I just looked at her stunned. She had indeed been the victim of sexual violence, exploitation and degradation in the past. But that’s not what she wanted to tell about. She was defiant. Just once, ONCE, she had the upper hand. She held the power and she turned the tables. Sex wasn’t a vice for her, this wasn’t to satisfy her own twisted cravings. It was to beat the system, even if for just one day. And she was somewhat proud.
I’ve thought a lot about that interaction since. I don’t even know how to describe it- it’s still a story of drugs, desperation and exploitation between human beings. Was she empowered in that moment? Was there any lasting lesson learned between the parties involved? Did those men “get it?” Did they experience the shame and the powerlessness that victims of sexual exploitation often do? Have they thought twice about using others for sex since then? Does she deserve props for literally sticking it to the man? Or is she no different than anyone who uses power to exploit?
I’m not going to judge her- I think her story is one part shocking, one part ballsy and one part bewildering. I obviously don’t support sexual exploitation in any way, but as a woman who’s been victim to harassment and inappropriate touching over the years since I was ten, I am sad to admit a little bit of admiration.
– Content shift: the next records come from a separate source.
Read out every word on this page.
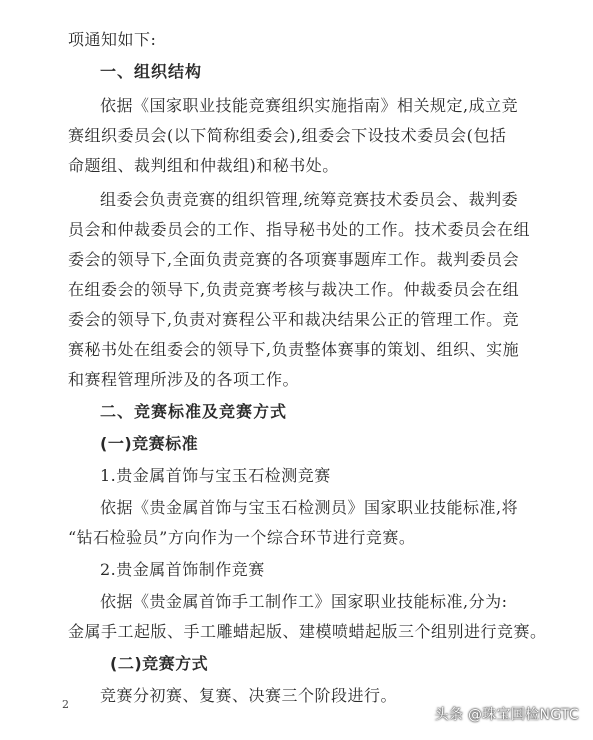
项通知如下:
一、组织结构
依据《国家职业技能竞赛组织实施指南》相关规定,成立竞
赛组织委员会(以下简称组委会),组委会下设技术委员会(包括
命题组、裁判组和仲裁组)和秘书处。
组委会负责竞赛的组织管理,统筹竞赛技术委员会、裁判委
员会和仲裁委员会的工作、指导秘书处的工作。技术委员会在组
委会的领导下,全面负责竞赛的各项赛事题库工作。裁判委员会
在组委会的领导下,负责竞赛考核与裁决工作。仲裁委员会在组
委会的领导下,负责对赛程公平和裁决结果公正的管理工作。竞
赛秘书处在组委会的领导下,负责整体赛事的策划、组织、实施
和赛程管理所涉及的各项工作。
二、竞赛标准及竞赛方式
(一)竞赛标准
1.贵金属首饰与宝玉石检测竞赛
依据《贵金属首饰与宝玉石检测员》国家职业技能标准,将
“钻石检验员”方向作为一个综合环节进行竞赛。
2.贵金属首饰制作竞赛
依据《贵金属首饰手工制作工》国家职业技能标准,分为:
金属手工起版、手工雕蜡起版、建模喷蜡起版三个组别进行竞赛。
(二)竞赛方式
竞赛分初赛、复赛、决赛三个阶段进行。
2
头条 @珠宝国检NGTC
And that comes from the basest, most sinful part of myself- the part that is wounded, that wants to wound back, the part that wants the oppressor to experience oppression. The part that wishes every man in the universe had to live as a woman for a week- walking the streets, getting on and off the metro, raising their hand in business meetings, waitressing at a diner. All the day in day out settings in which we are subjected to being leered at, whistled at, propositioned, ignored, belittled, patronized,… mansplained. And then go home and watch the news as local, national and international governments comprised of mostly men put forth degrading policies that control and withhold gender equity and empowerment, and ultimately make it harder and harder for women, like my patient in this story, to EVER get out of poverty.
So she got some justice in her own mind, on her own terms. I usually have compassionate things to say to women who tell me about having to sell their own bodies to survive. I didn’t know what to say here. “Good job?” “Way to show ‘Em?” It was some awkward silence for sure. But I’ll never forget her story.